Notebook with Dependencies¶
If your notebook needs extra dependencies like custom module or data files, you can use
PythonRuntime
or GitPythonRuntime
and set your notebook as the entrypoint.
See also:
Here is an example of running the minGPT demo notebook.
from ads.jobs import Job, DataScienceJob, GitPythonRuntime
job = (
Job(name="My Job")
.with_infrastructure(
DataScienceJob()
# Configure logging for getting the job run outputs.

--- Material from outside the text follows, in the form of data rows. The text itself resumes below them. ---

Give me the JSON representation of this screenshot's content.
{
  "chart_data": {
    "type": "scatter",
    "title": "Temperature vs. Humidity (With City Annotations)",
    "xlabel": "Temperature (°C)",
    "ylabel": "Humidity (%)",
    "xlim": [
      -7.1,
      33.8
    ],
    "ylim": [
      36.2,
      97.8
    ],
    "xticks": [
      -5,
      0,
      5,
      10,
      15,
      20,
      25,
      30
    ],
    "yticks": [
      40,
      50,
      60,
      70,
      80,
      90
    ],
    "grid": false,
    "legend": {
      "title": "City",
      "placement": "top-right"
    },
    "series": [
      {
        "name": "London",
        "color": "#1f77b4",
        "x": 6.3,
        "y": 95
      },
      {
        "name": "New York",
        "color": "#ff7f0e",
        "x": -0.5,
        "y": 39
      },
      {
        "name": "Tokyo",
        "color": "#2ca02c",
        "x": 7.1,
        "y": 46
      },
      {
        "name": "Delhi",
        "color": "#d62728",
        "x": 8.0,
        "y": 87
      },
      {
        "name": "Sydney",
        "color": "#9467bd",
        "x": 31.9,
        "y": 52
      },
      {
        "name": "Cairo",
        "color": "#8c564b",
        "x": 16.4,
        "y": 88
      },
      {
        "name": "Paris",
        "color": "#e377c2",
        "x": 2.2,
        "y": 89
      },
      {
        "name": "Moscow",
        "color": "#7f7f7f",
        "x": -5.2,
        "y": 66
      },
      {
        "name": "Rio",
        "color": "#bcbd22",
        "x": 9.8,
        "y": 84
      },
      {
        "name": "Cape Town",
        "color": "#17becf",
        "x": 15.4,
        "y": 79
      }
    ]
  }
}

.with_log_group_id("<log_group_ocid>")
# Log resource will be auto-generated if log ID is not specified.
.with_log_id("<log_ocid>")
# If you are in an OCI data science notebook session,
# the following configurations are not required.
# Configurations from the notebook session will be used as defaults.
.with_compartment_id("<compartment_ocid>")
.with_project_id("<project_ocid>")
.with_subnet_id("<subnet_ocid>")
.with_shape_name("VM.Standard.E3.Flex")
# Shape config details are applicable only for the flexible shapes.
.with_shape_config_details(memory_in_gbs=16, ocpus=1)
# Minimum/Default block storage size is 50 (GB).
.with_block_storage_size(50)
)
.with_runtime(
GitPythonRuntime()
# Use service conda pack
.with_service_conda("pytorch110_p38_gpu_v1")
# Specify training source code from GitHub
.with_source(url="https://github.com/karpathy/minGPT.git")
# Entrypoint is a relative path from the root of the Git repository
.with_entrypoint("demo.ipynb")
)
)
kind: job
spec:
name: "My Job"
infrastructure:
kind: infrastructure
type: dataScienceJob
spec:
blockStorageSize: 50
compartmentId: <compartment_ocid>
jobInfrastructureType: STANDALONE
logGroupId: <log_group_ocid>
logId: <log_ocid>
projectId: <project_ocid>
shapeConfigDetails:
memoryInGBs: 16
ocpus: 1
shapeName: VM.Standard.E3.Flex
subnetId: <subnet_ocid>
runtime:
kind: runtime
type: gitPython
spec:
conda:
slug: pytorch19_p37_gpu_v1
type: service
entrypoint: demo.ipynb
url: https://github.com/karpathy/minGPT.git
# Create the job on OCI Data Science
job.create()
# Start a job run
run = job.run()
# Stream the job run outputs
run.watch()